Campus police contacted Durham police for assistance, and both men would eventually be charged with theft of credit cards, identity theft and larceny.

Over the past few years, Elon University has installed nearly 550 high-definition cameras on roads and walkways, in parking lots and inside buildings across campus, providing law enforcement with new “tools in the toolbelt” to deter people determined to cause problems for the community. Each camera video feed rotates through a large multi-screen display in the dispatch room for Campus Safety & Police on North Williamson Avenue.

No crimes have been spotted in real time. It would not be feasible to hire staff to watch the hundreds of camera feeds around the clock. Footage, however, is stored for a period of time on internal servers before being deleted, and that cycling video timeline has led to big breaks in recent cases, including a would-be burglar who was arrested last spring following an attempted break-in in the Danieley Neighborhood.

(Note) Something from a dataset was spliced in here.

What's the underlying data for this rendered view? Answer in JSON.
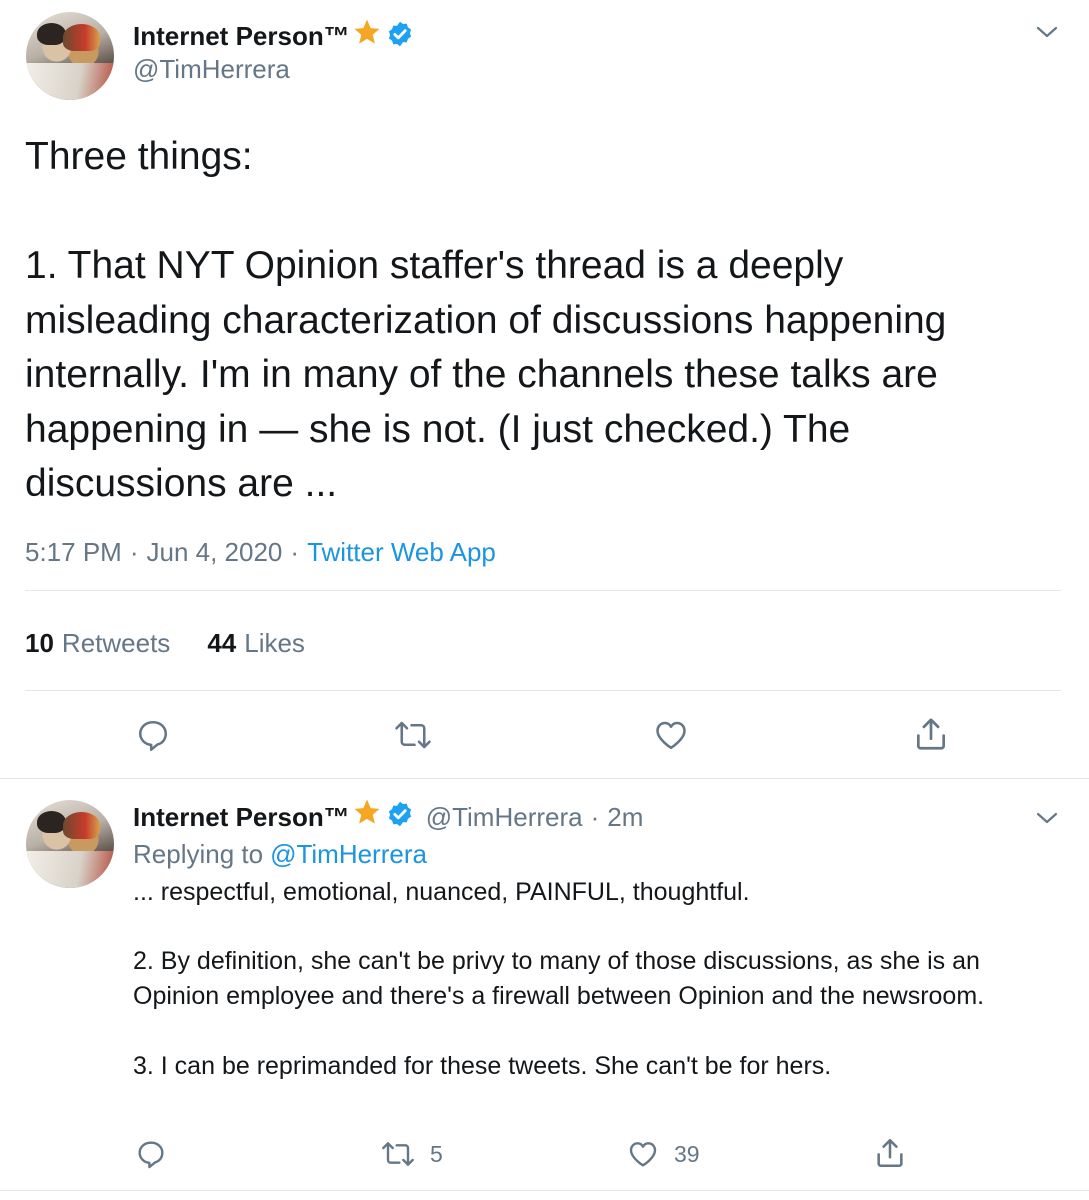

The most recent addition to Elon University’s camera inventory followed vandalism in mid-September inside the meditation garden next to the Numen Lumen Pavilion. Someone pushed the Kugel ball off a fountain in the garden, which, until then, lacked surveillance.

Access to the video footage is only available to Elon Campus Police officers, who may also share footage with other law enforcement agencies when requested to solve a criminal case. There are strict protocols in place to ensure privacy of people on campus, and the footage is only reviewed in response to specific incidents or investigations.

Fourteen of the cameras are high-definition license plate readers with the capability of running tag numbers through state systems in real time. The university does not currently use that real-time feature, though it’s possible to do so should high-profile dignitaries visit campus and their security details request it be activated. The license plate cameras are capable of identifying tag numbers of cars traveling in the dark in excess of 50 miles per hour.

“You’d be hard pressed to get onto campus without us getting your license plate,” said Dennis Franks, chief of Elon University Campus Safety & Police. “While the cameras don’t necessarily solve the crimes by themselves, they do give us plenty of leads.”

The security camera system is part of the extensive investments the university and Town of Elon have made in law enforcement, contributing to the town’s recent selection as one of the “50 Safest College Towns in America” by SafeWise. The safety company’s ranking is based on FBI crime statistics and other criteria.

The university’s stationary security cameras complement body cameras worn by Elon University police officers and dashboard cameras mounted in patrol vehicles. Those cameras, too, can be used in investigations and to validate or disprove allegations made against police by the public.

The attitude toward security cameras has shifted since they were first installed in Elon University campus parking lots. While older members of the community had concerns about privacy, for a generation of students immersed in selfies and social media, camera lenses simply blend into the landscape and are seen as a fact of modern life.

“When we first rolled out cameras, there was great concern that our community would feel it was always being watched,” said Christopher Waters, the university’s assistant vice president for technology and chief information officer. “Now, it’s not uncommon for students to ask, ‘why wasn’t there a camera there?’ after an incident not caught by the system.”